Rhianna Southby

Personal information
- Full name: Rhianna Mae Southby
- Born: 16 October 2000 (age 25) Hounslow, Greater London, England
- Batting: Right-handed
- Role: Wicket-keeper

Domestic team information
- 2016–2023: Surrey
- 2018–2019: Surrey Stars
- 2020–2022: South East Stars
- 2021: Oval Invincibles
- 2023–2024: Southern Vipers
- 2023–2025: Southern Brave
- 2025: Hampshire
- 2026: Welsh Fire

Career statistics
| Competition | WLA | WT20 |
| Matches | 77 | 95 |
| Runs scored | 731 | 686 |
| Batting average | 16.24 | 17.58 |
| 100s/50s | 0/3 | 0/4 |
| Top score | 72 | 64 |
| Catches/stumpings | 42/24 | 30/48 |
- Source: CricketArchive, 25 August 2025

= Rhianna Southby =

English cricketer (born 2000)

Rhianna Mae Southby (born 16 October 2000) is an English cricketer who currently plays for Hampshire and Welsh Fire. She plays as a wicket-keeper and right-handed batter. She previously played for Surrey Stars, South East Stars, Southern Vipers, Oval Invincibles and Southern Brave.

==Domestic career==
Southby made her county debut in 2016, for Surrey against Warwickshire, in which she took one catch and made one stumping. The same season, she played four matches in the Twenty20 Cup, in which Surrey won promotion to Division 1. Two seasons later, Southby was ever-present as Surrey won promotion to Division 1 of the County Championship. In 2021, Southby scored 78 runs in the Twenty20 Cup, with a high score of 32. She scored 96 runs in the 2022 Women's Twenty20 Cup, including her maiden Twenty20 half-century, scoring 50 against Hampshire.

Southby was also part of the Surrey Stars squad in the Women's Cricket Super League in 2018 and 2019. She played three matches across the two seasons, and made two stumpings.

In 2020, Southby played for South East Stars in the Rachael Heyhoe Flint Trophy. She appeared in all six matches, scoring 32 runs, taking 1 catch and making 3 stumpings. In 2021, she played three matches in the Rachael Heyhoe Flint Trophy, as well as being part of the Oval Invincibles winning squad in The Hundred. In 2022, she played five matches for South East Stars, all in the Rachael Heyhoe Flint Trophy, scoring 85 runs including her maiden List A half-century, scoring 54 against Western Storm. At the end of the 2022 season, it was announced that Southby had joined Southern Vipers. In April 2023, it was announced that Southby had signed a professional contract with her new side.

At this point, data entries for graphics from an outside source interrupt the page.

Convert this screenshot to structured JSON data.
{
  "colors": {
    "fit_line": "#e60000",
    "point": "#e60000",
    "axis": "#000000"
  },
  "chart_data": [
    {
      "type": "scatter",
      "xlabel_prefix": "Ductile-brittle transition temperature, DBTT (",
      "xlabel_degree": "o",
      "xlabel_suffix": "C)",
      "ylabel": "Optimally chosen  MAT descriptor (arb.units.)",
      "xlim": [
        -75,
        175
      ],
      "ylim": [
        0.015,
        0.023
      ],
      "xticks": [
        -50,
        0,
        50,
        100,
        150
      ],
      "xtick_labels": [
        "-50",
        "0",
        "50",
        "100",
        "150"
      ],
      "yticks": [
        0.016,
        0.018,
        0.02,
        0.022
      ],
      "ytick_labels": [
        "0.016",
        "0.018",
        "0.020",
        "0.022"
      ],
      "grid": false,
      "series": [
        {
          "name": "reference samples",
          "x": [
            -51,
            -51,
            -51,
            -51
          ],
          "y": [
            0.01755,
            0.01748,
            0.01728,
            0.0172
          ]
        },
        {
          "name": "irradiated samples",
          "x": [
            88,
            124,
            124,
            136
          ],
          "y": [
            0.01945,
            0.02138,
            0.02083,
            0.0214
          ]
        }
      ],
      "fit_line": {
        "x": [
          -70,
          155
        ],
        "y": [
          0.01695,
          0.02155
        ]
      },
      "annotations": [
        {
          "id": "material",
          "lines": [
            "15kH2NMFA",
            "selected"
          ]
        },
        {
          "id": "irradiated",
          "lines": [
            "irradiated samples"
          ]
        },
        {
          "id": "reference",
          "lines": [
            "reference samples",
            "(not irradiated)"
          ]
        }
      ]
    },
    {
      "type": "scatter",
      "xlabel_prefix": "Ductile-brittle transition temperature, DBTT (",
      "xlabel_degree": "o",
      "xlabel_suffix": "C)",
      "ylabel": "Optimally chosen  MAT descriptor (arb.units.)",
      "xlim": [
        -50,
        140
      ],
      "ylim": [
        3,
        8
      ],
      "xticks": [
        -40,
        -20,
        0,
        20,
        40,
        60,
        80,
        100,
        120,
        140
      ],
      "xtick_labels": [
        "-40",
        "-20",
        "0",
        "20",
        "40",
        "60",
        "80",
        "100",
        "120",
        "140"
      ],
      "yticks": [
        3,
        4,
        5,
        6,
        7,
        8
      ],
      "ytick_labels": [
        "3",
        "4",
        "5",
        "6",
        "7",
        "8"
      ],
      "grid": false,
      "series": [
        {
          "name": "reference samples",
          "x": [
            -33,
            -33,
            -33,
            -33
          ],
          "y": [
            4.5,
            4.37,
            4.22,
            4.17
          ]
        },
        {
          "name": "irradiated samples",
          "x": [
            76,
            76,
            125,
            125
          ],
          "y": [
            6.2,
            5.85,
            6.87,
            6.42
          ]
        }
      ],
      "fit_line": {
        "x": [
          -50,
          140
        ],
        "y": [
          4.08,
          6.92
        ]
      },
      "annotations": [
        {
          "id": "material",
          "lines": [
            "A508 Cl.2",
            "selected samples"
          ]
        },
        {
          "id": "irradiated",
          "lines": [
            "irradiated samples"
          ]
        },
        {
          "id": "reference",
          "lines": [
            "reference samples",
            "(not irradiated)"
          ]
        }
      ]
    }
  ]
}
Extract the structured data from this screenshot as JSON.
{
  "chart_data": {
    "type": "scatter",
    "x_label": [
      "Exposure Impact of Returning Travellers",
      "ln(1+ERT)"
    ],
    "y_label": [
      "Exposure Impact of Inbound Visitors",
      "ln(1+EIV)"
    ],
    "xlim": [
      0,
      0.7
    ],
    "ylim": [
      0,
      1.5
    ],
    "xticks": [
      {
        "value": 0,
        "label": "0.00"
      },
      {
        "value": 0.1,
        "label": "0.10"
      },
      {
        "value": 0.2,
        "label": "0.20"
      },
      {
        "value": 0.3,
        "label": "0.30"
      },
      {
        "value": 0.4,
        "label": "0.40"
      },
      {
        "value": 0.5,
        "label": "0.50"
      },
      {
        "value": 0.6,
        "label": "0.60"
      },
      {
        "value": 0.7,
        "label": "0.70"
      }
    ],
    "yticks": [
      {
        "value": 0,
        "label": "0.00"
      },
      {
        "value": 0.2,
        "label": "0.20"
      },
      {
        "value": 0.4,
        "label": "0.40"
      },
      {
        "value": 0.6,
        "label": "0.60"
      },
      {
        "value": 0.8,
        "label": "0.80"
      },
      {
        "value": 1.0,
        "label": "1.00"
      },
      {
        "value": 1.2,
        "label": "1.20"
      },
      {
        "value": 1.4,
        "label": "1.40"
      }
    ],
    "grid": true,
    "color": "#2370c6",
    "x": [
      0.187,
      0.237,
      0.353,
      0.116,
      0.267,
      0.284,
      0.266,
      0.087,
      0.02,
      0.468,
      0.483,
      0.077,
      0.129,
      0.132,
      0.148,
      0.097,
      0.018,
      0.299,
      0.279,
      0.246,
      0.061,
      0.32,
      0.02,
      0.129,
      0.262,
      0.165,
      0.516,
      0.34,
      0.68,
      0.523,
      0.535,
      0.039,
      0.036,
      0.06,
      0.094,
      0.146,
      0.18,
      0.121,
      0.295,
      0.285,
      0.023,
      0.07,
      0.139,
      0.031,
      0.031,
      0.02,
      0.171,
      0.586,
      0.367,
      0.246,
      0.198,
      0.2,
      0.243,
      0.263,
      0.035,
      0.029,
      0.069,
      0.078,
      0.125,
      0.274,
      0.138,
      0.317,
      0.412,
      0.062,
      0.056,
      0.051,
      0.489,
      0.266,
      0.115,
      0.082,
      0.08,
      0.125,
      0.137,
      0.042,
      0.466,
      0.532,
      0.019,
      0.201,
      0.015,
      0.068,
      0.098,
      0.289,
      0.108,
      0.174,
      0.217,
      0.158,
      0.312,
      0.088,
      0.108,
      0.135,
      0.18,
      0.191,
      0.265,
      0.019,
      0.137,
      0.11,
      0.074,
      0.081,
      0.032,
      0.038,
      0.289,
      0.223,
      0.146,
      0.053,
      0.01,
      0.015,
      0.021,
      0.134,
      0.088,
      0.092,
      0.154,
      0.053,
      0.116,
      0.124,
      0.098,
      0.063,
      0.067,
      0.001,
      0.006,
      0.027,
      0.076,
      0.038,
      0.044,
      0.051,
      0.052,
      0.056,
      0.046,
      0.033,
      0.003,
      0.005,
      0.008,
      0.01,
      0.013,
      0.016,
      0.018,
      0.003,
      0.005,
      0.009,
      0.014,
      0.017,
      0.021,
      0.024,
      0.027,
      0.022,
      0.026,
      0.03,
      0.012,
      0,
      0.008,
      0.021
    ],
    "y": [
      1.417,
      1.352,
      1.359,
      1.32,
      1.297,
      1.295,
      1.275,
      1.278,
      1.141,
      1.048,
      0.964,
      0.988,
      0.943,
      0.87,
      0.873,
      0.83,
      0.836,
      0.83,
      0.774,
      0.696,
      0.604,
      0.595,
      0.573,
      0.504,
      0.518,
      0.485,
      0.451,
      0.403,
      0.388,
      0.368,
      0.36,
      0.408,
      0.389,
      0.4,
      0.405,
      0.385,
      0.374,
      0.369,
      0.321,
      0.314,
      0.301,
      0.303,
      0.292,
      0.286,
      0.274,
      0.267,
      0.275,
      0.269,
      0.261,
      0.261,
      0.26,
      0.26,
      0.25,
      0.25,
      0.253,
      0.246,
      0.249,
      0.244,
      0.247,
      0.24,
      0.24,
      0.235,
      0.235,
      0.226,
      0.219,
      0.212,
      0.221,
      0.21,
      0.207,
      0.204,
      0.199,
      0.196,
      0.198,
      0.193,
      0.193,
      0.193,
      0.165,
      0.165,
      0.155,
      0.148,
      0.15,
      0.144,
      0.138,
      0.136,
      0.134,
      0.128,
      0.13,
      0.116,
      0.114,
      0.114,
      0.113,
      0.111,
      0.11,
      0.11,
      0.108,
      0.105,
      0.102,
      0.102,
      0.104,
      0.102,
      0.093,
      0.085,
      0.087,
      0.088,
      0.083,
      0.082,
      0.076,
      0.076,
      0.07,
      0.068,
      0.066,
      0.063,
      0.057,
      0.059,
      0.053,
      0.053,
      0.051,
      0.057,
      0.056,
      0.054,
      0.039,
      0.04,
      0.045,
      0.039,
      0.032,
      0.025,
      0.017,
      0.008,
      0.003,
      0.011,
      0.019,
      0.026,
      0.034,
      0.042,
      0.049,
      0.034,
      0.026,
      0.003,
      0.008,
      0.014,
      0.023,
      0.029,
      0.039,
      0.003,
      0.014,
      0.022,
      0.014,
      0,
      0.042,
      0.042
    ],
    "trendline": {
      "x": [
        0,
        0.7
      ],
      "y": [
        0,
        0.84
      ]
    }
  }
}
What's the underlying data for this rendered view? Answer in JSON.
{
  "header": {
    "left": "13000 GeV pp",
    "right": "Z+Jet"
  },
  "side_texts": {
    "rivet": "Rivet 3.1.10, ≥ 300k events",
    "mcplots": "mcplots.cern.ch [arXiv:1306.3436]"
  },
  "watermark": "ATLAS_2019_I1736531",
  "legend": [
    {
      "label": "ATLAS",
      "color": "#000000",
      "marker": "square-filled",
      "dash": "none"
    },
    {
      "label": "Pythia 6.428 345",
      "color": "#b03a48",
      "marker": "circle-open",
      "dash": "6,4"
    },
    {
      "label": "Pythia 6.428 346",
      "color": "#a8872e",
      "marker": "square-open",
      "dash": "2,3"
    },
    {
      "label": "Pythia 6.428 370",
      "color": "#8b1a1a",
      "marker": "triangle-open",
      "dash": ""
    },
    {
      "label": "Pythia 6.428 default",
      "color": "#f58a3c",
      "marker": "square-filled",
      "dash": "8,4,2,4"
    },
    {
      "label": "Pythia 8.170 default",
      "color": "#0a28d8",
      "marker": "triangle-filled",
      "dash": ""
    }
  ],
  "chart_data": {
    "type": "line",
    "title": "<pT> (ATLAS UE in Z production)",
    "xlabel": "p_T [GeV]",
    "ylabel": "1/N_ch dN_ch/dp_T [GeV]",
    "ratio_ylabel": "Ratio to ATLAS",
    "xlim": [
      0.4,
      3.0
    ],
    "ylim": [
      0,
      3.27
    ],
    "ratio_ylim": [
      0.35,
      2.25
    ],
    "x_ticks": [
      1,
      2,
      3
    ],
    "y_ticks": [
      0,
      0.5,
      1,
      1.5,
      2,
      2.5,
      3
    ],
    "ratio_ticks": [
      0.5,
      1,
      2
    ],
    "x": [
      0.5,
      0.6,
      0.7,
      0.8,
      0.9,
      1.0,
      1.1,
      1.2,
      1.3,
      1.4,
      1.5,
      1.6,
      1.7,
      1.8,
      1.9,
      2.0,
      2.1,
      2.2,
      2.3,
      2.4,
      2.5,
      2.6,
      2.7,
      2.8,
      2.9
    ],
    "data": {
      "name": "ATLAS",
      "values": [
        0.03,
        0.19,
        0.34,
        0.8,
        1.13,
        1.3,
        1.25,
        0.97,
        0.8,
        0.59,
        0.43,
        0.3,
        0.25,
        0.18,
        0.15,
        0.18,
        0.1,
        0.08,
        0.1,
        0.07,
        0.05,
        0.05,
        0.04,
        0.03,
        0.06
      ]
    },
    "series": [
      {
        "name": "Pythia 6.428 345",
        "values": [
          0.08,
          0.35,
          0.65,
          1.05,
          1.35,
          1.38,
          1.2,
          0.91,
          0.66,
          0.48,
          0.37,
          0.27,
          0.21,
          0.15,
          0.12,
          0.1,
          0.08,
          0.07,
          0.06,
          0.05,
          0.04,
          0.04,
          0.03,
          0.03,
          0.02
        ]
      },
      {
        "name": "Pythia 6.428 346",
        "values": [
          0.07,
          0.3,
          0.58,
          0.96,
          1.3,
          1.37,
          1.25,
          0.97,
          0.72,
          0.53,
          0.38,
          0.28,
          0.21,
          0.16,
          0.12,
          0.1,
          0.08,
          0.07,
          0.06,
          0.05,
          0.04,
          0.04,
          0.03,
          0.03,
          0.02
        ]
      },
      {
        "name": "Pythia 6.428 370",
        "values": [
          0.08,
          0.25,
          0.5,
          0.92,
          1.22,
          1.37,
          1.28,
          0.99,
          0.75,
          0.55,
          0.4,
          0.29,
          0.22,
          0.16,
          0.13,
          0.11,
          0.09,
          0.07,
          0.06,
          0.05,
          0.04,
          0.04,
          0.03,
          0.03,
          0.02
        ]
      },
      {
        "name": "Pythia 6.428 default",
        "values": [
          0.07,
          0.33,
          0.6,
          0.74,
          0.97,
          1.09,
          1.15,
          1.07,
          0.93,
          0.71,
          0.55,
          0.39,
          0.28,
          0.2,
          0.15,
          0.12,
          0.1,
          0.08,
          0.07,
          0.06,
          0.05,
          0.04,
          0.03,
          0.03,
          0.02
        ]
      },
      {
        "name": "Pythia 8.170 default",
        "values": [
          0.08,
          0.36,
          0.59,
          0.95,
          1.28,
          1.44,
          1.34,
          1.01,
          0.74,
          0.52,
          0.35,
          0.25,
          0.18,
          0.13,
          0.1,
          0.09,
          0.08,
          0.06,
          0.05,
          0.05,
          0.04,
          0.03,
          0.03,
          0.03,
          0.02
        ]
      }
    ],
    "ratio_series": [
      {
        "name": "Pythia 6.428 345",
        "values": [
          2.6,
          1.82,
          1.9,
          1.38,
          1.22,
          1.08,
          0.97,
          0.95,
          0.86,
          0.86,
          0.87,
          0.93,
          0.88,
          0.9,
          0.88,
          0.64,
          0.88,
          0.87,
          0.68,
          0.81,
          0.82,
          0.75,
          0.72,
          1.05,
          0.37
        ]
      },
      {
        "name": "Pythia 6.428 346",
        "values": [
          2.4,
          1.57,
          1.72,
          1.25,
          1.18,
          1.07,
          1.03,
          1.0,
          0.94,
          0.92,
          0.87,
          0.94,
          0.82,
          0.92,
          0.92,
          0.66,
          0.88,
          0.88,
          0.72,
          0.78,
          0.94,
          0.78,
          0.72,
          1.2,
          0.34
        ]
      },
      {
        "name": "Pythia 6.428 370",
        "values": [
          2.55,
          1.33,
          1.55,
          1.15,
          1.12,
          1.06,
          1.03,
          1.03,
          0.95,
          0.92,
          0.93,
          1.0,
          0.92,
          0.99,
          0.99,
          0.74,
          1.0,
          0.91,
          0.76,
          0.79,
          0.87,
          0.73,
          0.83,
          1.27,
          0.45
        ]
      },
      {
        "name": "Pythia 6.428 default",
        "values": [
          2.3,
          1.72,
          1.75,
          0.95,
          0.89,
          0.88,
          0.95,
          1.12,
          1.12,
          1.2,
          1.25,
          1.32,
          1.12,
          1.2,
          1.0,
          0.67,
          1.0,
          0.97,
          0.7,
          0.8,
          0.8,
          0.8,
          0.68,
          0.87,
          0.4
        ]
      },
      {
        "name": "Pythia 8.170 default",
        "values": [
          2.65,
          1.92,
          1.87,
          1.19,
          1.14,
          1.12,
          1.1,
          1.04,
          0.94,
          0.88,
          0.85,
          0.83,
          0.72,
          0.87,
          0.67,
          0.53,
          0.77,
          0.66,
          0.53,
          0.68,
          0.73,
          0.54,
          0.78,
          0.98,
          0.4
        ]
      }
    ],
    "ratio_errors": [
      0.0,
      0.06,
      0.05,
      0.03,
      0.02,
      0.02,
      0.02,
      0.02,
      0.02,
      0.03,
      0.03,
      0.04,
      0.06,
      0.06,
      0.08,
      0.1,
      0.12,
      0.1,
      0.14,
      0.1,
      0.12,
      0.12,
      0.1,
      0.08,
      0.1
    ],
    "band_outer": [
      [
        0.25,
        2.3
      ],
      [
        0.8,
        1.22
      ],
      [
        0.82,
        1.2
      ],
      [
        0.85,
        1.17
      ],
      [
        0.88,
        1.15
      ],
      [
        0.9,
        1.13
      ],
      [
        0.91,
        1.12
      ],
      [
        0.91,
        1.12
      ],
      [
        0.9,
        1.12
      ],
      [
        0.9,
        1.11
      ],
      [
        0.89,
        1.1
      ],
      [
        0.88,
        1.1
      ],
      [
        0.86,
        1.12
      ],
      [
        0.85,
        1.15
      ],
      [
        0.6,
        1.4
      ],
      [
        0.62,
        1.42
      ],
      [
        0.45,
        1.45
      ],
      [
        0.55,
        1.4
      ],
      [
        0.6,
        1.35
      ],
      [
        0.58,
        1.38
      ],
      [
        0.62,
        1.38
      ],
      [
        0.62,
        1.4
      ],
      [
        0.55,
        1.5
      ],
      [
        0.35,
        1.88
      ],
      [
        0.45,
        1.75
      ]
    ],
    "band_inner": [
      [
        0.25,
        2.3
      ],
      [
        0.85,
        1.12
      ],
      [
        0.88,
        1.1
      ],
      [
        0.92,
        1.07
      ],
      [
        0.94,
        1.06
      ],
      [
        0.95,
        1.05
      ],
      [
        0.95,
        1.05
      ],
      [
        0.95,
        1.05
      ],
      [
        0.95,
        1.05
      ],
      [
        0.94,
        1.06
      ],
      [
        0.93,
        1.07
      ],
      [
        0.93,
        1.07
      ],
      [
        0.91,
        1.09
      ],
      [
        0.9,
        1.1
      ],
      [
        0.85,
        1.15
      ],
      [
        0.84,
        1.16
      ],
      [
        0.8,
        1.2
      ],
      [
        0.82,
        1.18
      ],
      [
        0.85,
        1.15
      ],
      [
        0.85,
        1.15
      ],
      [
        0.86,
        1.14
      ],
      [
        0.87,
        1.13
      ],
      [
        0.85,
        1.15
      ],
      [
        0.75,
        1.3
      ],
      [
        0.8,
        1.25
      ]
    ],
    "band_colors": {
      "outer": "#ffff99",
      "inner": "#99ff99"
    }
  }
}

In 2023, she played 14 matches for Southern Vipers, all in the Rachael Heyhoe Flint Trophy, taking ten catches and completing five stumpings. She also played nine matches for Southern Brave in The Hundred, achieving 11 dismissals. She was named Player of the Match during Brave's victory over Northern Superchargers, as she took two catches and completed two stumpings. In 2024, she played 24 matches for Southern Vipers, across the Rachael Heyhoe Flint Trophy and the Charlotte Edwards Cup, making 23 dismissals.